My first love is zines. Zines take art out of the white cube and put it directly into the hands of everyday working people. Zines are how I’ve built a community in Hamilton through the mail, free workshops, zine making drops ins, zine club, zine fairs and artcrawls. I make zines about me, that some would sometimes call self deprecating. I write long lists that some would call poems. I also write poems that I would call poems. I draw and screenprint in my zines and most prominently I write about madness and mental illness.
I also make artwork about the body. I often relate this to my body and the ways I experience the world as a south asian, queer, mad and unibrowed woman who views the world from under five feet. Most recently I’ve explored the ways I hold jealousy of white blonde women in my body and the ways I’ve tried to expel that jealousy through cleansing Catholic rituals. I’ve explored body hair and how being downed in thick black hair has been a marker of racial difference for me since childhood. I try to find beauty in body hair, from carefully re-cultivating my unibrow through discrete performance, to exploring the patterning of hair on the body through print and poetry.
I make art because it gives me a sense of purpose in this world. I find living under capitalism to be hollowing, as I’m sure many working people do. Art making is a way that I escape capitalism. I make videos, zines, do discreet performances, printmaking, poetry, and the occasional sculpture. Much of my work is rooted in the ways that I make meaning ‘outside’ of capitalism, or in rejection of the values of capitalism.

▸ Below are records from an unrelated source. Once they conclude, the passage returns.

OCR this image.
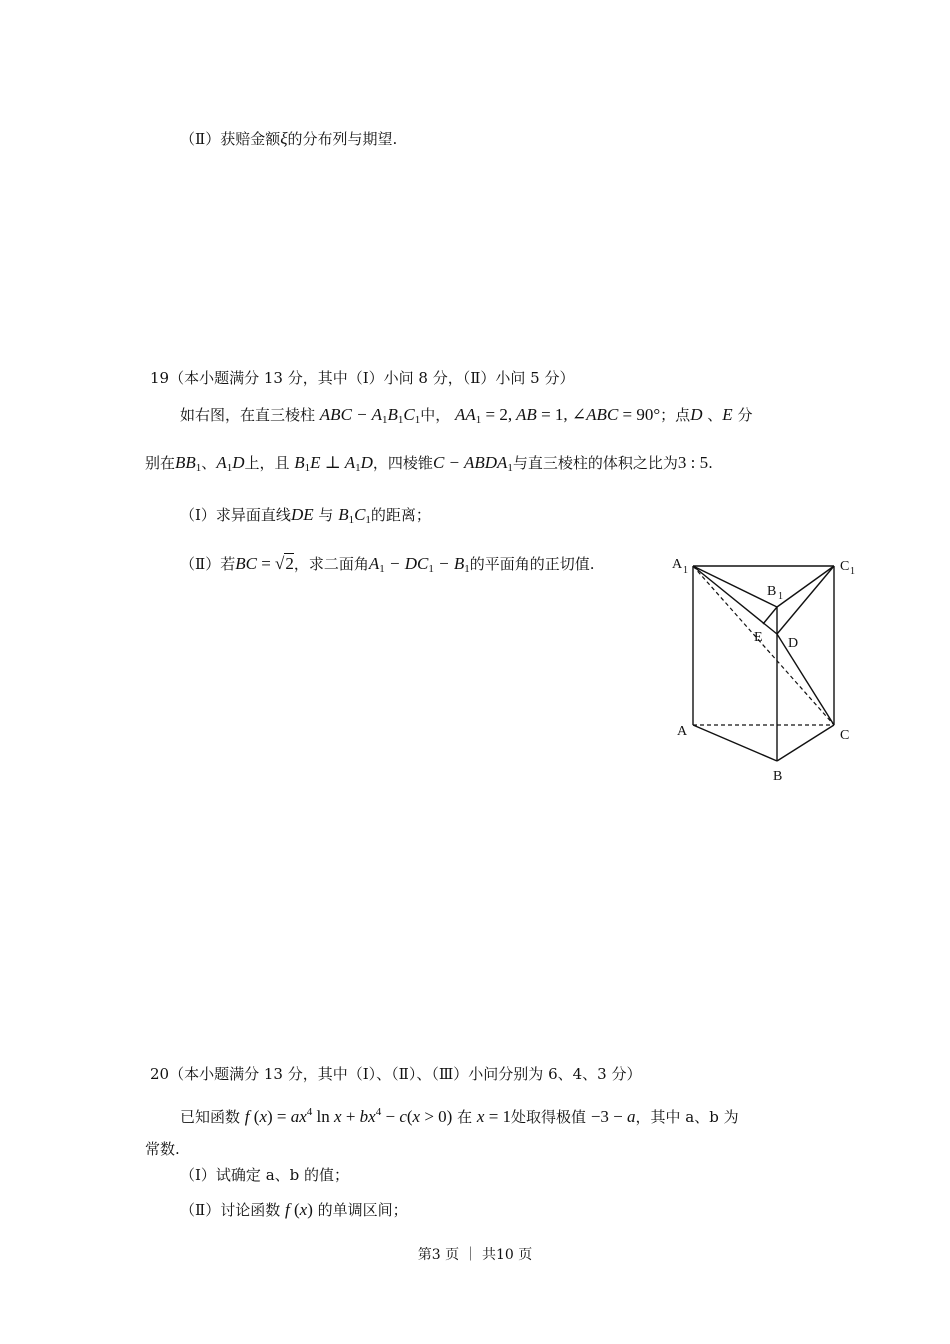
（Ⅱ）获赔金额ξ的分布列与期望.
19（本小题满分 13 分，其中（Ⅰ）小问 8 分，（Ⅱ）小问 5 分）
如右图，在直三棱柱 ABC − $A_1B_1C_1$中， $AA_1 = 2$, AB = 1, ∠ABC = 90°；点D 、E 分
别在$BB_1$、$A_1D$上，且 $B_1E$ ⊥ $A_1D$，四棱锥$C - ABDA_1$与直三棱柱的体积之比为3 : 5.
（Ⅰ）求异面直线DE 与 $B_1C_1$的距离；
（Ⅱ）若BC = √2，求二面角$A_1 - DC_1 - B_1$的平面角的正切值.	A 1	C 1
B 1
E D
A	C
B
20（本小题满分 13 分，其中（Ⅰ）、（Ⅱ）、（Ⅲ）小问分别为 6、4、3 分）
已知函数 f $(x) = ax^4$ $\ln x + bx^4 - c(x > 0)$ 在 x = 1处取得极值 −3 − a，其中 a、b 为
常数.
（Ⅰ）试确定 a、b 的值；
（Ⅱ）讨论函数 f (x) 的单调区间；
第3 页 ｜ 共10 页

I make artwork about food. From my most recent zine celebrating food, survival and madness called ‘Depression Cooking,’ to my video series documenting women eating their favourite foods in their beds called ‘Greasy Dreams.’ Currently I’m working on a video and print series involving my family members focused on mangoes, diaspora and seasonal affective disorder. For me, nourishing the body is how we care for ourselves despite the crushing weight of capitalism. Food is how we gather with friends, family and lovers around kitchen tables, on bar stools and even beneath our bed sheets during a netflix marathon. I am obsessed with food and eat it everyday in celebration.
The concept of care plays into everything I make. From harvesting lavender on the University of Guelph’s campus which I then made into lavender simple syrup to gift to the workers who cultivated the garden, to zines which I try to distribute for free or at cost. I make art as an act of care for myself who is in search of meaning and I make art with the hopes that what I make will resonate and positively impact my kin and community.